The world changes the more people demand from you. The way I treat clients and employees evolved over the years as demands on my time grew. It brought out the dark side of the accountant. I tend to demand more than ask in business settings. I also tend to have less tolerance for drama; either fix the problem or live with it. As a business owner I have no choice but to outline the project and expect everyone on the team to participate.
The Kind Man of Cruelty
The working title of this post is the header of this final section. My original notes were to discuss how I handle stress. I wrote: I am not a yeller or swinger when upset. But I can be a real ass and not let it go until I burn it out. Dealing with emotions as a Stoic to just let stuff go. I knew what I wanted to write about once I had enough time to think it through. I changed the premise of the post to suit my new thought process. I still want to address the original thought.
I am not violent ever. I don’t think I ever raised my voice to a client or employee; I don’t hit either. My real problem is I want to over analyze a situation after it fails. In a way that behavior helps me learn lessons; it also causes problems as I can’t move on until I let it go. When I finally reach that place where I write someone off I don’t immediately move on. I allow an opportunity for redress. It never really matters. I moved on long ago, while still holding on to the old, destroyed relationship. The emotions are wiped clean.
Stoics should know better. By holding something in that long and letting it burn you up is counter-productive. As a stoic I have a lot to learn. Stoicism is a journey, not a destination. My writing shows I remember stories from a long time ago. What you read here really happened with only modest changes to make the story fit the format here and sometimes to protect characters in the play. A long memory is good and bad. If you learn from it without angst it is good; if you dwell on it endlessly without a lesson learned it is bad.
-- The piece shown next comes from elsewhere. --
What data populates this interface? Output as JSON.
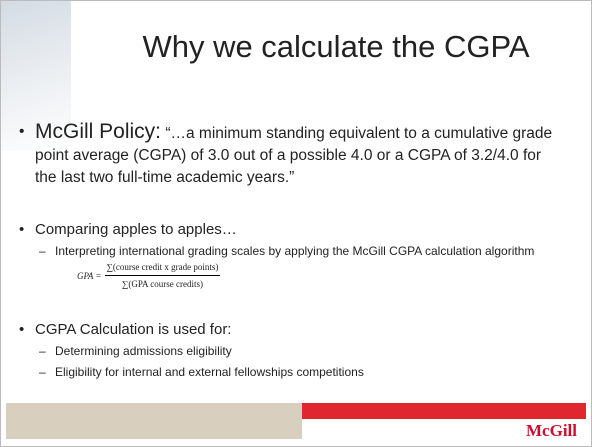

There is a solution for dealing with people like me. (Okay, just me.) When I pull back it probably means nothing at all. Staying in touch is never a problem. The problem starts when the person I back away from forces themselves into my life. My backing away is really a request for respite. Give me my respite and our relationship will continue on into the future. You, me, everyone needs a break now and again. A relationship can be destroyed for no other reason than someone was not given enough room to breathe. If I pull back due to some unwritten offense, it will pass as I digest it. There is no reason to confront you on a slight that is no more than my interpretation of words or an event. After I digest it I will move on as if nothing happened because nothing did. If the issue is forced, out comes the dark side.
Now I am going to take a nap. Don’t bother me. It has nothing to do with you.
heidi williams
Monday 29th of August 2016
I agree with you, you want to help but you don't wanna be sucked in. I am an overhelper so its a challenge.